Parallel läuft in Deutschland der Vorgang, dass im 19. Jahrhundert bis etwa 1921 Bergbauernkinder, die sogenannten Schwabenkinder, aus Vorarlberg, Tirol, Südtirol und auch der Schweiz alljährlich im Frühjahr durch die Alpen zu den Kindermärkten hauptsächlich nach Oberschwaben zogen.

Inhaltsverzeichnis

Geschichte

Verdingkinder, meistens Waisen- und Scheidungskinder, wurden zwischen 1800 und 1950 von den Behörden den Eltern weggenommen und Interessierten öffentlich feilgeboten. Bis zum Anfang des 20. Jahrhunderts wurden die Kinder oft auf einem Verdingmarkt versteigert. Den Zuspruch bekam jene Familie, welche am wenigsten Kostgeld verlangte. In einigen politischen Gemeinden soll diese Praxis noch nach 1950 üblich gewesen sein. Betroffene beschreiben, dass sie auf solchen Märkten "wie Vieh abgetastet wurden". In anderen Gemeinden wurden sie wohlhabenderen Familien durch Losentscheid zugeteilt. Zugeloste Familien wurden gezwungen, solche Kinder aufzunehmen, auch wenn sie eigentlich gar keine wollten.

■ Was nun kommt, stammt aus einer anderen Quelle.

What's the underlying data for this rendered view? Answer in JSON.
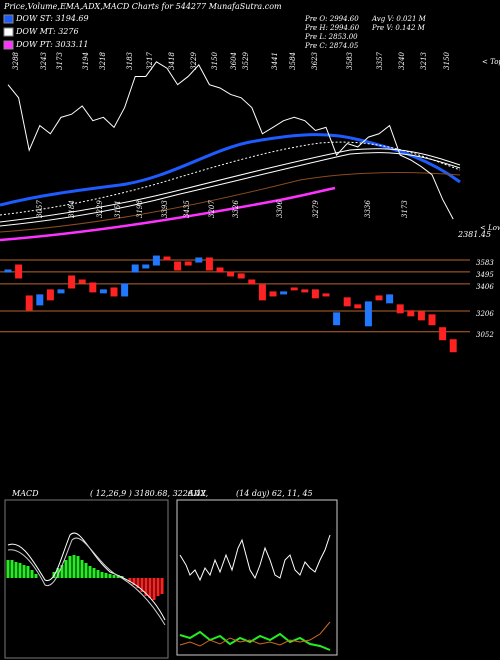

Sie wurden meistens auf Bauernhöfen wie Leibeigene für Zwangsarbeit eingesetzt, meist ohne Lohn und Taschengeld. Nach Augenzeugenberichten von Verdingkindern wurden sie häufig ausgebeutet, erniedrigt oder gar vergewaltigt. Einige fanden dabei den Tod.

Misshandlungen wurden nur sehr selten verfolgt. Wenn solche behördlich festgestellt wurden, wurden den Pflegeeltern das Recht, neue Verdingkinder zu „erwerben“, für mindestens fünf Jahre entzogen.

Neben der Verfolgung der Jenischen durch die Organisation "Kinder der Landstrasse", deren Kinder selbst häufig von verschiedenen Amtsstellen und (auch privatrechtlichen) Institutionen verdingt wurden, gilt die Verdingung als eines der dunkelsten Kapitel der jüngeren Schweizer Geschichte. Erst in den letzten Jahren griffen die Medien dieses Thema intensiver auf, nachdem es lange Zeit verdrängt worden war.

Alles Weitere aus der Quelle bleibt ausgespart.